Alias, não imaginam, estou certo!
Sinceramente
Thomas Spencer vai directamente para uma galeria de personagens cuja ruindade
fazem todo o trama do livro, comparo-o a Patrick Bateman de “Psicopata
Americano”, ou a Heathcliff dos “Monte dos Vendavais” ou até ao Juiz Holden do “Meridianode Sangue”, verdadeiros anti-heróis que nos conseguem ser repugnantes e odiosos pelas
suas (más) acções.
O
livro, dividido em quatro partes: Infância – Juventude – Maturidade – Declínio,
narra todo o percurso de vida de Thomas Spencer na primeira pessoa, ou seja, é
ele mesmo que nos vai narrando toda a sua vida e é do mais atroz que se possa
imaginar.
No
entanto, não se julgue que Thomas é um assassino e que anda por aí a matar
pessoas, nada disso, ele é simplesmente um puro canalha, sem qualquer tipo de
sentimentos de afectos, sem amor por ninguém, sem consideração e que tira
prazer em fazer sofrer os outros, levando, em alguns casos, à morte desses pela
angústia provocada por ele próprio. Ele mente, manipula, atraiçoa, engana, difama, destrói
sonhos e reputações, vigariza, sei lá, tudo o que de mais malvado um ser humano
pode ser. E o mais curioso é que à medida que ele vai narrando as suas “aventuras”,
tem laivos de consciência e coloca a hipótese de e se tivesse feito as coisas de uma forma diferente,
imaginando mesmo o cenário, no entanto e logo de seguida, afirma: “mas não foi
assim e não me arrependo”.
Segundo
Júlia Navarro, que demorou três anos a escrever este livro, a história e o
personagem tem a intenção de abordar o que actualmente se passa com a nossa
sociedade, um retrato da actual sociedade. Ela afirma que o livro tem três
bases. A Primeira é uma viagem ao mais recôndito do ser humano, a Segunda é uma
reflexão sobre a sociedade da comunicação e a terceira uma reflexão sobre o
poder.
E de
facto enquanto é claro que a segunda e a terceira reflexão são escalpelizadas
na forma de actuar de Thomas Spencer, é a primeira base que mais nos incomoda,
pois Navarro põe o dedo na ferida por diversas vezes e cria um personagem que
tem tanta maldade que acabamos nós mesmo por perceber que todos temos, nem que
seja um pouco, alguma coisa de Thomas.
Ou
seja, o perfil monstruoso que ela traça de Thomas Spencer vai acabar, aqui e
ali, por entroncar em algo que nós próprios somos, pois ninguém, absolutamente
ninguém é santo, e todos nós constatamos que aquilo com nos deparamos em alguma
altura é um pouco o nosso espelho e isso, meus caros e caras, torna-se incomodativo,
pois e acredito mesmo que possa até ser de uma forma inconsciente, nós próprios
já tivemos acções que vemos ali descritas e que são abomináveis.
Não me
vou alongar muito mais, no entanto e não considerando o melhor livro de
Navarro, este é uma obra incomodativa, que de facto nos obriga a uma reflexão
das nossas acções, percebendo também, e isso dá algum medo, que deve existir
por aí muitos Thomas Spencer cuja misericórdia e consideração são nulas.
Um
livro de leitura obrigatória!
Admito que sempre tive alguma curiosidade em relação a esta autora, mas ainda não calhou. Este também não deve calhar tão depressa, já que dizes que tem mais de 800 páginas e de momento não há tempo que chegue para isso. Mas vou experimentar outro, provavelmente ;) alguma recomendação?

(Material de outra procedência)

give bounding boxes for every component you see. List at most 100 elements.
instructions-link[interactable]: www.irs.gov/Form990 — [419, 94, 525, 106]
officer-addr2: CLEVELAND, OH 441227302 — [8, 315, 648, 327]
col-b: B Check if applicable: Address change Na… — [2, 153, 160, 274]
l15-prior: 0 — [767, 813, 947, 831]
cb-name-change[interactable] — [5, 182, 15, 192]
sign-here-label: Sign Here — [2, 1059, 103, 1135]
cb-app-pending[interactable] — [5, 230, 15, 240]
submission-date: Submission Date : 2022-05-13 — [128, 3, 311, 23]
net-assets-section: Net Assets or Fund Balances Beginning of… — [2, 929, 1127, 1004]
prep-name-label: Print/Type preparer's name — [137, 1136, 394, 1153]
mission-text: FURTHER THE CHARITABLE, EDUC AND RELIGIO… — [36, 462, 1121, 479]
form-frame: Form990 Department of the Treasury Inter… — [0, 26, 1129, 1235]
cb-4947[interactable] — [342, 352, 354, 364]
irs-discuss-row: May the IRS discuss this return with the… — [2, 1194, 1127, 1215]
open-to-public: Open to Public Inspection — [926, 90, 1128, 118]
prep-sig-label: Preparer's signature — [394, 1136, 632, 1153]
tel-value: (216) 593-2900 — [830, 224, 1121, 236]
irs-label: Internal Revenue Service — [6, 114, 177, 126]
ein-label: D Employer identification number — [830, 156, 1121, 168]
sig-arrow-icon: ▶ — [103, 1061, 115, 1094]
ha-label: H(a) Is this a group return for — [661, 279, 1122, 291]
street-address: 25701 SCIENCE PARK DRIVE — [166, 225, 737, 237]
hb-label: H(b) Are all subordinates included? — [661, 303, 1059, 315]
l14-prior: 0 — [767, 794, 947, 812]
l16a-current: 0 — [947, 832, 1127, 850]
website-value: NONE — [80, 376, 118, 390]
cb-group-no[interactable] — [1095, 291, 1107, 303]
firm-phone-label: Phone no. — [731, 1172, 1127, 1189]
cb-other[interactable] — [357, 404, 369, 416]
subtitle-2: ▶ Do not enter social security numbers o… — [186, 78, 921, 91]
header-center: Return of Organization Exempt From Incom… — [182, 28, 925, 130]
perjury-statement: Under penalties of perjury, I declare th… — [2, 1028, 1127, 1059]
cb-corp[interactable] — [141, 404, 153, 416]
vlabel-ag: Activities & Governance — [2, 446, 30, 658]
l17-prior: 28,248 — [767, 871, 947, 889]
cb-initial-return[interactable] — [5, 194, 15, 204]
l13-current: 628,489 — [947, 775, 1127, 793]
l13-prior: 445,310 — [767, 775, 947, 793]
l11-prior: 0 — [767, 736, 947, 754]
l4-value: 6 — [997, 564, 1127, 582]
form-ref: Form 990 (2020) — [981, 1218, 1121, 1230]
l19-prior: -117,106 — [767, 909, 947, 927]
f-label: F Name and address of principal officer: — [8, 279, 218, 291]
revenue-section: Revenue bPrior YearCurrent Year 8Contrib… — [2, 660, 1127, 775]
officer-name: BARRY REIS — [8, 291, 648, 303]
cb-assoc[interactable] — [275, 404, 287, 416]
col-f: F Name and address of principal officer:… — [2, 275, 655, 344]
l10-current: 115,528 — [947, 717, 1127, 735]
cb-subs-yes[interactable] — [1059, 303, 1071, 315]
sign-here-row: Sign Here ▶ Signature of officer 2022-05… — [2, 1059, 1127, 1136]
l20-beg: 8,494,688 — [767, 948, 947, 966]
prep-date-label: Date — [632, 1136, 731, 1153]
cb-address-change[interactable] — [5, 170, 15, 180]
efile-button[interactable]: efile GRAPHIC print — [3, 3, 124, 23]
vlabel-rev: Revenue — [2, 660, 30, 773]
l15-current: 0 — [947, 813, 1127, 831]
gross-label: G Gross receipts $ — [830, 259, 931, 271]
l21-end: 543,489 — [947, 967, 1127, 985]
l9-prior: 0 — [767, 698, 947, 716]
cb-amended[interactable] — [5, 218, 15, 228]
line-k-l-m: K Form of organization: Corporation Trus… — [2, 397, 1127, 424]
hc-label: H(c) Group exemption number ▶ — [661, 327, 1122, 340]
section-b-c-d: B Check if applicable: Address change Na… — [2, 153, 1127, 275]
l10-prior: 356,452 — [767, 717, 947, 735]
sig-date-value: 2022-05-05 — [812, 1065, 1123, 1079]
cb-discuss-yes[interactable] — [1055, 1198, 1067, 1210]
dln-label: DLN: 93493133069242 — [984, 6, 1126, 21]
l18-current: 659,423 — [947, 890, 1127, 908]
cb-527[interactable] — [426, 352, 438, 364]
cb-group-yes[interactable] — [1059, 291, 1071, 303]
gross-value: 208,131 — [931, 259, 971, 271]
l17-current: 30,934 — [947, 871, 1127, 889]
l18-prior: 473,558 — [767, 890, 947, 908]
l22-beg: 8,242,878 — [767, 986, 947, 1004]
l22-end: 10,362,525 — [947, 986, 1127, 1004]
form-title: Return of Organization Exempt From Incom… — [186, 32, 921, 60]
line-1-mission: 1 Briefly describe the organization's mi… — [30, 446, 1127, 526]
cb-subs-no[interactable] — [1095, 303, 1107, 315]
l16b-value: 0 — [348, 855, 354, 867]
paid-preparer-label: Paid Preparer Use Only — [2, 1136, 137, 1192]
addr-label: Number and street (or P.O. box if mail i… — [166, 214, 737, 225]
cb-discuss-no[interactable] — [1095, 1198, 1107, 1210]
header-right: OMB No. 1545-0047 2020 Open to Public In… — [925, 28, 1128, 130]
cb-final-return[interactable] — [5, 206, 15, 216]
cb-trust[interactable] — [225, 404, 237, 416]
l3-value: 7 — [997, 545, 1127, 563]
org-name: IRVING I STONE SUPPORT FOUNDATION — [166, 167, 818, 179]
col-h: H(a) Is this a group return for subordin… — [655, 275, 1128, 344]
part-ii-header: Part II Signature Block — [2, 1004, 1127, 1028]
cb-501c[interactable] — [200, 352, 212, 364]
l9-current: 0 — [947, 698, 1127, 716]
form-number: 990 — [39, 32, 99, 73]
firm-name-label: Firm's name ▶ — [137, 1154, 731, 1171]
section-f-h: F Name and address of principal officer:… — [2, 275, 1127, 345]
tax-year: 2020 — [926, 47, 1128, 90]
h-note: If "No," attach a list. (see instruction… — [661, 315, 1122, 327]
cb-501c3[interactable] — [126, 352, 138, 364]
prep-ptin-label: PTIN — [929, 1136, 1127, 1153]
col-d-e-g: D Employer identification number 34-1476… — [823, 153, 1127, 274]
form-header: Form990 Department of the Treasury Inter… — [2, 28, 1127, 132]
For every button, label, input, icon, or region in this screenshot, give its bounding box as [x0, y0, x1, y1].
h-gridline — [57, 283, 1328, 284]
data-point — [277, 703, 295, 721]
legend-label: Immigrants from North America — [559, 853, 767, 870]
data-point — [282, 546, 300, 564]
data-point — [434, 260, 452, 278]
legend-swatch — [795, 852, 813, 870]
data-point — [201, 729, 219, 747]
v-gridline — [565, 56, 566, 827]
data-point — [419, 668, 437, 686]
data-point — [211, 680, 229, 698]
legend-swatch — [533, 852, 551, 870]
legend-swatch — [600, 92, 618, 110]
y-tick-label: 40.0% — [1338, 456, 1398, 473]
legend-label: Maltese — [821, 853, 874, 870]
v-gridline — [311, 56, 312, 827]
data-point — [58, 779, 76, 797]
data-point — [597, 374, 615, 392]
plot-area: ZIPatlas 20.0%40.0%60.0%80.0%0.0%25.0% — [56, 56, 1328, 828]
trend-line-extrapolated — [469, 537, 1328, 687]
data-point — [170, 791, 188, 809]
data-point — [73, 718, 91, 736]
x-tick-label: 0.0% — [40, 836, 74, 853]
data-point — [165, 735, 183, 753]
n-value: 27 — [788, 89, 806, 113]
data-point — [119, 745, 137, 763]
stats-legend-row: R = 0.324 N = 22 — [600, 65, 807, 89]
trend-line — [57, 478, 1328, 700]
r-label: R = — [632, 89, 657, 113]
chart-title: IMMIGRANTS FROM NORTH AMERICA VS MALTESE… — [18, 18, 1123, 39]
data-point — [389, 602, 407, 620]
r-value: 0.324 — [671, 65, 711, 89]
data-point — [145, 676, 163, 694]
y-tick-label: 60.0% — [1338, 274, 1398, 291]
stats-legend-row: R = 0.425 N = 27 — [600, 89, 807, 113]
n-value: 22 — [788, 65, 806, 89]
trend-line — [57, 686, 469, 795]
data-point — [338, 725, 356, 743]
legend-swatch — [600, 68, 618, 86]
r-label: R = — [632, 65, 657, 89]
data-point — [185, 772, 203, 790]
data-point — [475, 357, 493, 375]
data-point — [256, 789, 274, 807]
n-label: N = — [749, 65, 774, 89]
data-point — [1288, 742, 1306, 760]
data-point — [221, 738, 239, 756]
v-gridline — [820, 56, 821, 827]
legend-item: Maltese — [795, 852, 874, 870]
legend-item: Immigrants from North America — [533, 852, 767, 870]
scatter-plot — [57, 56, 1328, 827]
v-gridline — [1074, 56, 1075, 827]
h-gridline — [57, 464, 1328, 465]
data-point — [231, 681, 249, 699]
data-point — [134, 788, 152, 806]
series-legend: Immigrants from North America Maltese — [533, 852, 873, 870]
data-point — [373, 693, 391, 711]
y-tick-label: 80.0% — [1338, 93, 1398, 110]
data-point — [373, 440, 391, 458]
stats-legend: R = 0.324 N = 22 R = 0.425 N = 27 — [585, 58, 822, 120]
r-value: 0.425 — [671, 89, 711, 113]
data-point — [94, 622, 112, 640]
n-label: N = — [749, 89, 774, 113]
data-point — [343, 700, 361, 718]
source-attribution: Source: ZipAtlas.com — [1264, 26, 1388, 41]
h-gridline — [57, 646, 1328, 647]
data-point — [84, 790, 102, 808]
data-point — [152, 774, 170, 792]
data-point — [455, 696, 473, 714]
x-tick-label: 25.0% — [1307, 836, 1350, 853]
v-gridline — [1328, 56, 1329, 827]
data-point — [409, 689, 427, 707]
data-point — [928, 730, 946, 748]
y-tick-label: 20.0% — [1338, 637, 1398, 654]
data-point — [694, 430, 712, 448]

ResponderEliminarPois, mas o problema é que qualquer livro de Júlia Navarro tem sempre para cima de 800 páginas. Mas acredita que as histórias dela são tão enleantes que facilmente lês por dia 150 páginas, a sério. São daqueles livros que passam a correr.
ResponderEliminarEu gostei muito de "Dispara, Eu já estou morto".